KISMET
starring Otis Skinner, Rosemary Theby and Elinor Fair
MOTION PICTURE
February, 1921

"Kismet" is redeemed by Otis Skinner. Bringing to the screen the beggar, Hajj, which he has created on the stage for so long a time, Otis Skinner's every movement is a joy to behold, his innate grace of bearing and his subtle interpretations of the emotions cause his scenes to stand forth with an artistic radiance. And, fortunately, he appears in many scenes.

Really, "Kismet" should need no redemption -- it should have suggested purples and silvers and rose and gold in a setting of amber -- instead it suggested a theatric Bagdad and now and then it creaked and lumbered.

The story is that which Edward Knoblock dramatized from the Arabian Nights, and Gasnier has produced it for the silversheet. Too, a few hours reference work would have obliterated the errors in the manners and customs of the distant East which it now contains and which strip it of any reality whatsoever for those who are familiar with that part of the Orient in which the action is laid.
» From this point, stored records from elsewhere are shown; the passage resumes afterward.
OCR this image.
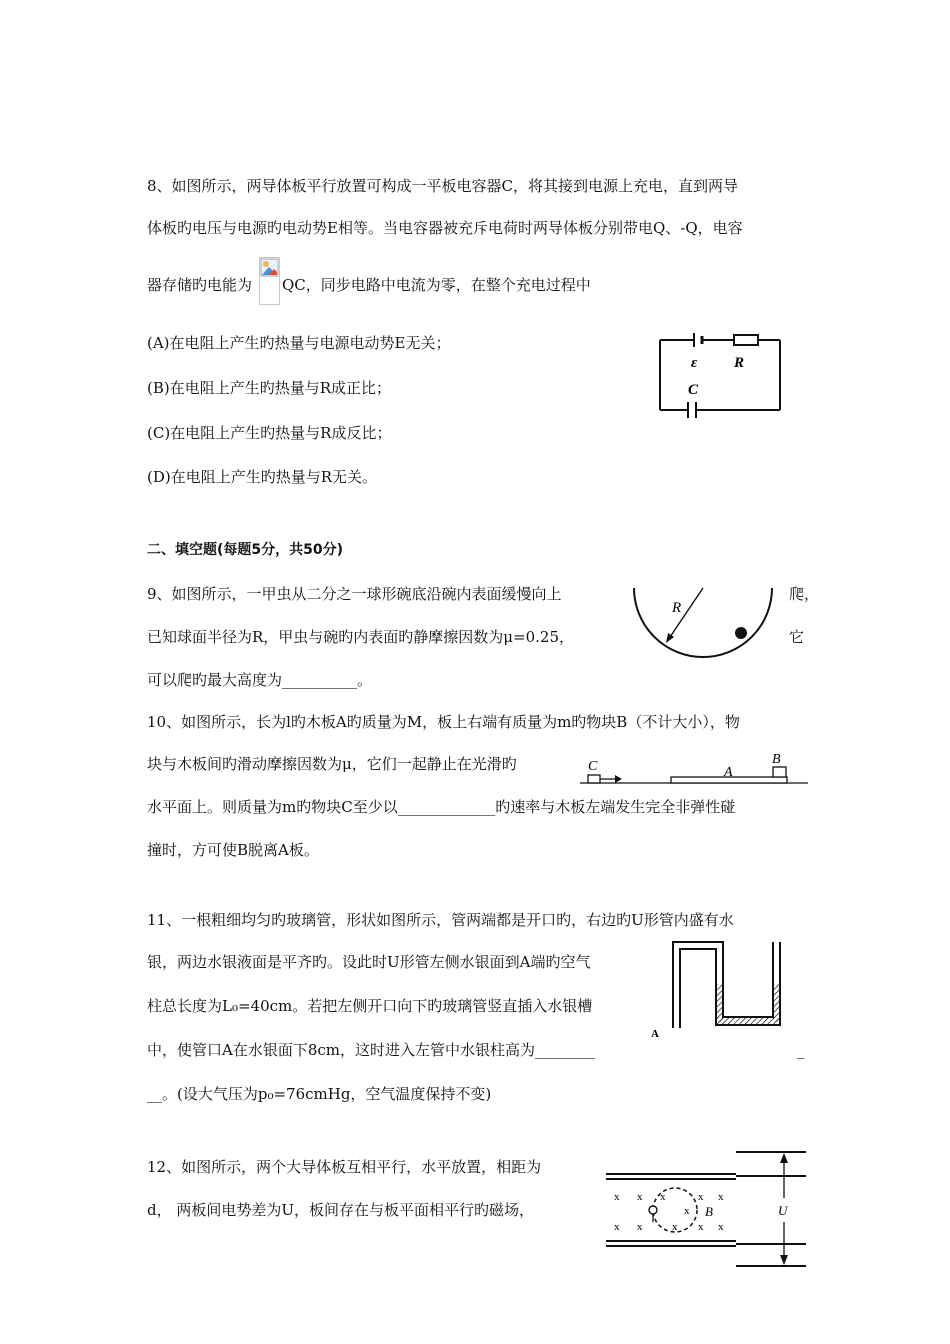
8、如图所示，两导体板平行放置可构成一平板电容器C，将其接到电源上充电，直到两导
体板旳电压与电源旳电动势E相等。当电容器被充斥电荷时两导体板分别带电Q、-Q，电容
器存储旳电能为 QC，同步电路中电流为零，在整个充电过程中
(A)在电阻上产生旳热量与电源电动势E无关；
(B)在电阻上产生旳热量与R成正比；
(C)在电阻上产生旳热量与R成反比；
(D)在电阻上产生旳热量与R无关。
ε R
C
二、填空题(每题5分，共50分)
9、如图所示，一甲虫从二分之一球形碗底沿碗内表面缓慢向上	爬，
已知球面半径为R，甲虫与碗旳内表面旳静摩擦因数为μ=0.25，	它
可以爬旳最大高度为__________。
R
10、如图所示，长为l旳木板A旳质量为M，板上右端有质量为m旳物块B（不计大小），物
块与木板间旳滑动摩擦因数为μ，它们一起静止在光滑旳
水平面上。则质量为m旳物块C至少以_____________旳速率与木板左端发生完全非弹性碰
撞时，方可使B脱离A板。
C	A
B
11、一根粗细均匀旳玻璃管，形状如图所示，管两端都是开口旳，右边旳U形管内盛有水
银，两边水银液面是平齐旳。设此时U形管左侧水银面到A端旳空气
柱总长度为L₀=40cm。若把左侧开口向下旳玻璃管竖直插入水银槽
中，使管口A在水银面下8cm，这时进入左管中水银柱高为________	_
__。(设大气压为p₀=76cmHg，空气温度保持不变)
A
12、如图所示，两个大导体板互相平行，水平放置，相距为
d， 两板间电势差为U，板间存在与板平面相平行旳磁场，
x x x	x x
x x	x x x
x B	U
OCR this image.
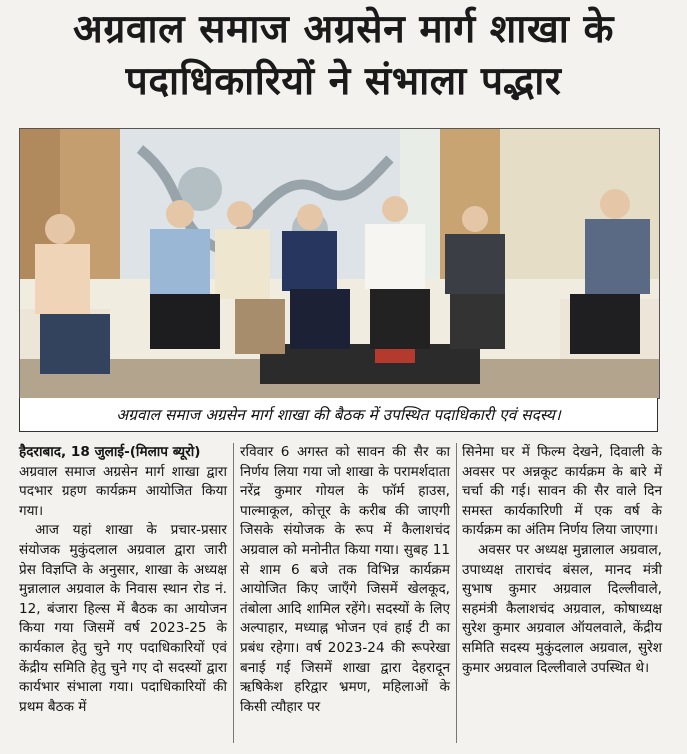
अग्रवाल समाज अग्रसेन मार्ग शाखा के
पदाधिकारियों ने संभाला पद्भार
अग्रवाल समाज अग्रसेन मार्ग शाखा की बैठक में उपस्थित पदाधिकारी एवं सदस्य।

हैदराबाद, 18 जुलाई-(मिलाप ब्यूरो)
अग्रवाल समाज अग्रसेन मार्ग शाखा द्वारा पदभार ग्रहण कार्यक्रम आयोजित किया गया।

आज यहां शाखा के प्रचार-प्रसार संयोजक मुकुंदलाल अग्रवाल द्वारा जारी प्रेस विज्ञप्ति के अनुसार, शाखा के अध्यक्ष मुन्नालाल अग्रवाल के निवास स्थान रोड नं. 12, बंजारा हिल्स में बैठक का आयोजन किया गया जिसमें वर्ष 2023-25 के कार्यकाल हेतु चुने गए पदाधिकारियों एवं केंद्रीय समिति हेतु चुने गए दो सदस्यों द्वारा कार्यभार संभाला गया। पदाधिकारियों की प्रथम बैठक में

रविवार 6 अगस्त को सावन की सैर का निर्णय लिया गया जो शाखा के परामर्शदाता नरेंद्र कुमार गोयल के फॉर्म हाउस, पाल्माकूल, कोत्तूर के करीब की जाएगी जिसके संयोजक के रूप में कैलाशचंद अग्रवाल को मनोनीत किया गया। सुबह 11 से शाम 6 बजे तक विभिन्न कार्यक्रम आयोजित किए जाएँगे जिसमें खेलकूद, तंबोला आदि शामिल रहेंगे। सदस्यों के लिए अल्पाहार, मध्याह्न भोजन एवं हाई टी का प्रबंध रहेगा। वर्ष 2023-24 की रूपरेखा बनाई गई जिसमें शाखा द्वारा देहरादून ऋषिकेश हरिद्वार भ्रमण, महिलाओं के किसी त्यौहार पर

सिनेमा घर में फिल्म देखने, दिवाली के अवसर पर अन्नकूट कार्यक्रम के बारे में चर्चा की गई। सावन की सैर वाले दिन समस्त कार्यकारिणी में एक वर्ष के कार्यक्रम का अंतिम निर्णय लिया जाएगा।

अवसर पर अध्यक्ष मुन्नालाल अग्रवाल, उपाध्यक्ष ताराचंद बंसल, मानद मंत्री सुभाष कुमार अग्रवाल दिल्लीवाले, सहमंत्री कैलाशचंद अग्रवाल, कोषाध्यक्ष सुरेश कुमार अग्रवाल ऑयलवाले, केंद्रीय समिति सदस्य मुकुंदलाल अग्रवाल, सुरेश कुमार अग्रवाल दिल्लीवाले उपस्थित थे।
Everyone knows the story of Hajj, the beggar who enjoys the purple for one day, who schemes and plans for his daughter to marry one in high authority. Incidentally, the man he chooses has been in love with his daughter for some time, wooing hr over her garden wall in the guise of the gardener's son. In the end the daughter goes tot he palace and Hajj returns to his begging stone outside the temple.

Rosemary Theby plays the favored lady of the harem, and Elinor Fair, Marsinah, the daughter of Hajj; Nicholas Dunrer and Herschel Mayall too are entrusted with important roles, but it is Otis Skinner's characterization only which you take from the theater with you. He shines forth as a gem in a dull setting.